4 thoughts on “The End of Dating?”
“But another purpose of the community …The group actually models and shepherds people in a way where relationships grow naturally.” – The wisest words in your thought today, Jon.
I wish when I was “dating” someone had explained and cautioned me of the toll that “dating” takes upon a soul; and the danger that is created by relationships outside marriage.
It wasn’t until much later in life – and after a divorce, I might add – that I began to understand the damage I had suffered by having “girlfriends” before I married…. The saddest part about all those relationships – some of which were racked with sin and inappropriateness – is the irreparable harm that might have come to the Kingdom (and others’ spiritual growth or decline) as a result!
There is nothing so sacred on this earth among Christians as our bond with one another.

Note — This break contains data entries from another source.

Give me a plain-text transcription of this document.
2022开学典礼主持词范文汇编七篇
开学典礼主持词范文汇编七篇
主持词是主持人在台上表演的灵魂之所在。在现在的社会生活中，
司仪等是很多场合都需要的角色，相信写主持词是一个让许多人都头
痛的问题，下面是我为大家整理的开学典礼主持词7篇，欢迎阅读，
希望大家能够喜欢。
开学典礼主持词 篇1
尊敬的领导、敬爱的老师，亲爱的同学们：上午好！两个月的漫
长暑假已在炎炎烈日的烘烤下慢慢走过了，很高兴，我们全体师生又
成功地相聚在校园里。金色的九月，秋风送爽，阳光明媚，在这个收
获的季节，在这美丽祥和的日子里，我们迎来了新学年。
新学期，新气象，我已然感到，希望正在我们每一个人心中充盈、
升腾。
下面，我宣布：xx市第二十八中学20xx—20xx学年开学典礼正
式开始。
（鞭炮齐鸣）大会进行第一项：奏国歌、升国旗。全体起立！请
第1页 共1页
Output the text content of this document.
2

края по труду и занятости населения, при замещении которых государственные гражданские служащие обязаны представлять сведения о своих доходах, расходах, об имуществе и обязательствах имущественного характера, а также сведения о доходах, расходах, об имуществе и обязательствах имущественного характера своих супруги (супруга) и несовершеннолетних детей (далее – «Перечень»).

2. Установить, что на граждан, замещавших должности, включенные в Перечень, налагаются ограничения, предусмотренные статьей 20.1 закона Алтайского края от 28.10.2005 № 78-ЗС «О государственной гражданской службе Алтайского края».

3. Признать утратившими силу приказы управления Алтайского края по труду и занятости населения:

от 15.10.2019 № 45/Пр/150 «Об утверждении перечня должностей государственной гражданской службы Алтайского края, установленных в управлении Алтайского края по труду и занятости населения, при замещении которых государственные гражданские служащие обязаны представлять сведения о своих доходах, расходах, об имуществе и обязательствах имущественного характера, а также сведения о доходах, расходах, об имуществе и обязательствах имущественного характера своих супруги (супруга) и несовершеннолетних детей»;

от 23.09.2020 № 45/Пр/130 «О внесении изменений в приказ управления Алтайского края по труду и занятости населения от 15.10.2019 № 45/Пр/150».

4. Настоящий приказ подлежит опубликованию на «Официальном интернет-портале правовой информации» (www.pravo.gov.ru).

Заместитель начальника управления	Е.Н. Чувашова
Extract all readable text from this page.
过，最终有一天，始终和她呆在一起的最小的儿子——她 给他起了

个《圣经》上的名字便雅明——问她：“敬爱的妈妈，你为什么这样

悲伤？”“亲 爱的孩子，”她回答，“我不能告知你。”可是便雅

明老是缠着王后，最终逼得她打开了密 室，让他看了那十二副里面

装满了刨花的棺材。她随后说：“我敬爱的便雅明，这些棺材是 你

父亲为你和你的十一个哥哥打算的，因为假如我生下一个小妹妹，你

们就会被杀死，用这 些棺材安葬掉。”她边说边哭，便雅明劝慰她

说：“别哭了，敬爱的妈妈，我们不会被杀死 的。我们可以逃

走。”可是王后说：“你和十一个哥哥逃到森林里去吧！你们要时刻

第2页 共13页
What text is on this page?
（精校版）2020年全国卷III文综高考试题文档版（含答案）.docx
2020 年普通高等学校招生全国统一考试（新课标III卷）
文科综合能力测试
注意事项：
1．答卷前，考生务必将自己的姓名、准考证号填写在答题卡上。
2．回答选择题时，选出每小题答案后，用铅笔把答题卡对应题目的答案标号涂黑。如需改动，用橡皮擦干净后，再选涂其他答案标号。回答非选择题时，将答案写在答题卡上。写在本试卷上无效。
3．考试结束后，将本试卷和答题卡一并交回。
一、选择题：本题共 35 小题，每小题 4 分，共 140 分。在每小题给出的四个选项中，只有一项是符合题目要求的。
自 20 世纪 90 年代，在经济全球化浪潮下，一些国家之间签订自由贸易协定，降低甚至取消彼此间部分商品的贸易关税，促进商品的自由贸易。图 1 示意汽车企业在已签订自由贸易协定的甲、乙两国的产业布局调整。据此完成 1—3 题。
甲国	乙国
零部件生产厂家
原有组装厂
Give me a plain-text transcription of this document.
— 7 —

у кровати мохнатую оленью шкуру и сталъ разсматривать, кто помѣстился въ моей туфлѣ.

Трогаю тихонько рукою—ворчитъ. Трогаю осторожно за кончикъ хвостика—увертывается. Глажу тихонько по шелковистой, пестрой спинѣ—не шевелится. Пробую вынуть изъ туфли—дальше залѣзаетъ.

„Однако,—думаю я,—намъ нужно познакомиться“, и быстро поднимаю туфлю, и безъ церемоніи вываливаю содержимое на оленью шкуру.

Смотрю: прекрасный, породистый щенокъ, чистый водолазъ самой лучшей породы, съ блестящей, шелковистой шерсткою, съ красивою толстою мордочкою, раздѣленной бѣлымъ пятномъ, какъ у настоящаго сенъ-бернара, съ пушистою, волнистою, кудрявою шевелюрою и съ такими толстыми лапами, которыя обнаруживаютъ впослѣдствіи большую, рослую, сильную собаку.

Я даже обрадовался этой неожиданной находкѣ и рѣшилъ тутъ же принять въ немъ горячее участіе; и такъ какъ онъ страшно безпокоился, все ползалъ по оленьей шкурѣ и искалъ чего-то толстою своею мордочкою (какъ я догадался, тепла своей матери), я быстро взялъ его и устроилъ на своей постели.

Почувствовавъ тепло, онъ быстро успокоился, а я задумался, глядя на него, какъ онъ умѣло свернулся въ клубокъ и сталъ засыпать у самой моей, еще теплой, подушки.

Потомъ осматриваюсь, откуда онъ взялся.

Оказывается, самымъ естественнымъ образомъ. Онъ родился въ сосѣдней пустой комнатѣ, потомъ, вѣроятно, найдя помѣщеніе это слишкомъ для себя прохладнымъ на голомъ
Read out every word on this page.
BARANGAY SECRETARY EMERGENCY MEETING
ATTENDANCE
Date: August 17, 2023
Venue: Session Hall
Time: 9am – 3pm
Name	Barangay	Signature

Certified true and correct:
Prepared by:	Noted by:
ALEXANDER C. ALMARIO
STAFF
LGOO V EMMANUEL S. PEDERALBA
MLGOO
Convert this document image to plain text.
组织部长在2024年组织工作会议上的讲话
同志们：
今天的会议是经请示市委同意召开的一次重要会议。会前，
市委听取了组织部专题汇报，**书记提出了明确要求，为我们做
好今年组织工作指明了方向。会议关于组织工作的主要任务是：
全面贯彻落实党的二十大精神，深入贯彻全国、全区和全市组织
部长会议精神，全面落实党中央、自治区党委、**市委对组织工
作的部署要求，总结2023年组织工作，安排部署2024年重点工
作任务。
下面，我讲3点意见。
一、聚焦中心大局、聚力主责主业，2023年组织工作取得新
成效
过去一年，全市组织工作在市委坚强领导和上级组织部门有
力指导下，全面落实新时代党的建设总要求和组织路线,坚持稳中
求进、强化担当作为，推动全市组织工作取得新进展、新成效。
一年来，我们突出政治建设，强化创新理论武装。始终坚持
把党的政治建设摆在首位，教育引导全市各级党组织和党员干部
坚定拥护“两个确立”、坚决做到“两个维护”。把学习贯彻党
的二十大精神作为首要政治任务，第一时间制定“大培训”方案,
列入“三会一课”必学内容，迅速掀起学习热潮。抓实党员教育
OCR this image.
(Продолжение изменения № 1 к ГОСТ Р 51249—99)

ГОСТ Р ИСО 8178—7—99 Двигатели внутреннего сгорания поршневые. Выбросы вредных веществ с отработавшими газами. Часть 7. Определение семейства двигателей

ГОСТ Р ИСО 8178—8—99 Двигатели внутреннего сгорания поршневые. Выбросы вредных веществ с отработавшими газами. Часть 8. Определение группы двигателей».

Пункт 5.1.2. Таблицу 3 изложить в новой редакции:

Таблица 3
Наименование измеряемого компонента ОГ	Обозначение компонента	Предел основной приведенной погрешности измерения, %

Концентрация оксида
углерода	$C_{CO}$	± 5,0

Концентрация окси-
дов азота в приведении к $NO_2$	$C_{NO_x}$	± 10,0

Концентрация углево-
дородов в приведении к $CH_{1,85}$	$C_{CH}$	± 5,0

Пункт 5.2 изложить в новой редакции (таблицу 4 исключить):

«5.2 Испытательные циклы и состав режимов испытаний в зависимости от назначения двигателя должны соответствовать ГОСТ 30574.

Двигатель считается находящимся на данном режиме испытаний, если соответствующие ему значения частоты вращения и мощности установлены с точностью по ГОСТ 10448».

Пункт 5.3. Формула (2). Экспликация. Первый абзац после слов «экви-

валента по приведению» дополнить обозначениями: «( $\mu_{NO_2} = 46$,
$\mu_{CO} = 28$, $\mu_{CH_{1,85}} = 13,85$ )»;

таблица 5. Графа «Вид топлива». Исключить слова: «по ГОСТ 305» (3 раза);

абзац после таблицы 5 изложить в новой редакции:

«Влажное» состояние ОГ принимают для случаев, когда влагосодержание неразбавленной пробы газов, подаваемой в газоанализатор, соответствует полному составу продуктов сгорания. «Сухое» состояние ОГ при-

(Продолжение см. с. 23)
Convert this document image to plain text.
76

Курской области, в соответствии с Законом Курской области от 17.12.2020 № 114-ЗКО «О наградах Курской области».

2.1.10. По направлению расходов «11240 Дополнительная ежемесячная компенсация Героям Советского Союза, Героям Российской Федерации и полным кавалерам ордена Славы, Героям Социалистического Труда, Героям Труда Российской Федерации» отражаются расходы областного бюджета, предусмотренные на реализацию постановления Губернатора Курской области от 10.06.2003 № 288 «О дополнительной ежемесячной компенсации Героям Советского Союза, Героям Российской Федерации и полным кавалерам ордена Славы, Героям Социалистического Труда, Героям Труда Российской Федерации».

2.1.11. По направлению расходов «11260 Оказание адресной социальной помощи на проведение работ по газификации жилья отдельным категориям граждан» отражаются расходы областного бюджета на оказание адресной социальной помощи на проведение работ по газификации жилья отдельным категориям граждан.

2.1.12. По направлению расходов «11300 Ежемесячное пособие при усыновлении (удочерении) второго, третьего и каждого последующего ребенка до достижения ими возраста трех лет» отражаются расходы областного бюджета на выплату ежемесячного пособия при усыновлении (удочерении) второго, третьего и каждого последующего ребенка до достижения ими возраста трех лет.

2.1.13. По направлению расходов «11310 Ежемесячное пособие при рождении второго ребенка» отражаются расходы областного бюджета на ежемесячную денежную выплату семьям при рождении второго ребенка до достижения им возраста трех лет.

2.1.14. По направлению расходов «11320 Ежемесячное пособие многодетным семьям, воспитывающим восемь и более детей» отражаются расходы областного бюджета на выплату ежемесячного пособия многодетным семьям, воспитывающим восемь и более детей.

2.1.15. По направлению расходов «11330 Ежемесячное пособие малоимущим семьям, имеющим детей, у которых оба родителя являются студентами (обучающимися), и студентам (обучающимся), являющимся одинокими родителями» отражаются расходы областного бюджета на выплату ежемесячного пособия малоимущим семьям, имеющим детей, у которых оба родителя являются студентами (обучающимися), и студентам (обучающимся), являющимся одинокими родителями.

When we enter into “dating” with each other or “hooking up” – a relationship geared more to satisfying our needs to be “partnered, desired and pleased” — we risk damaging the most valuable earthly bond we have: Agape Love in Christ Jesus with one another.
Courtship and then Engagement is (to me) not unlike a “betrothal period” in the ancient Jewish model… it is a coupling with permanent intent that considers the familial bond in the Heavenly Kingdom more important than personal feelings, setting the priority upon making sure the Sanctity of our Union with God is preserved so that on the day He unites us in marriage – our intention to glorify Him is achieved!
The Lovely Heather had a horrible time just trying to get me to kiss her when I courted her – And YES I courted her and made it known I was doing so. The reason I felt so apprehensive about just kissing her was that I never wanted for us to “do” something that would break our Brother/Sister bond in Christ and make us unable to worship side-by-side if we were not to marry.
Not enough attention is made to the Sanctity of our Fellowship I think… But that’s just me. Thanks for the thoughts. I love your blog.
p.s. – I just read that part about The Lovely Heather again… I hope it didn’t make her sound like a hussy.
Great thoughts and worth discussing! Ty, how can we “modernize” courtship? I think it’s important for guys to become men communicate their intentions and actually follow through but I get it when younger people think some of the courtship process feels a bit “antiquated”. For instance, I wouldn’t hold it against a guy if he asked for permission from a father to date their daughter but to establish that as a rule doesn’t really satisfy me. Second, even the courtship model runs the risk of idolatry. For instance, a person values the “method” more than they do character. In other words, you can watch any of the Jane Austen novels turned into movies. I’ll bet that very few want a picture of courtship like that. While there’s something about guys treating women with much respect than hooking up with them, I don’t think anyone really wants to go back there…
By the way, the link to the article is:
And BY THE WAY: The very best example of great courtship: The Quiet Man with John Wayne and Maureen O’Hara…
“No Patty-fingers, if you please!” Classic.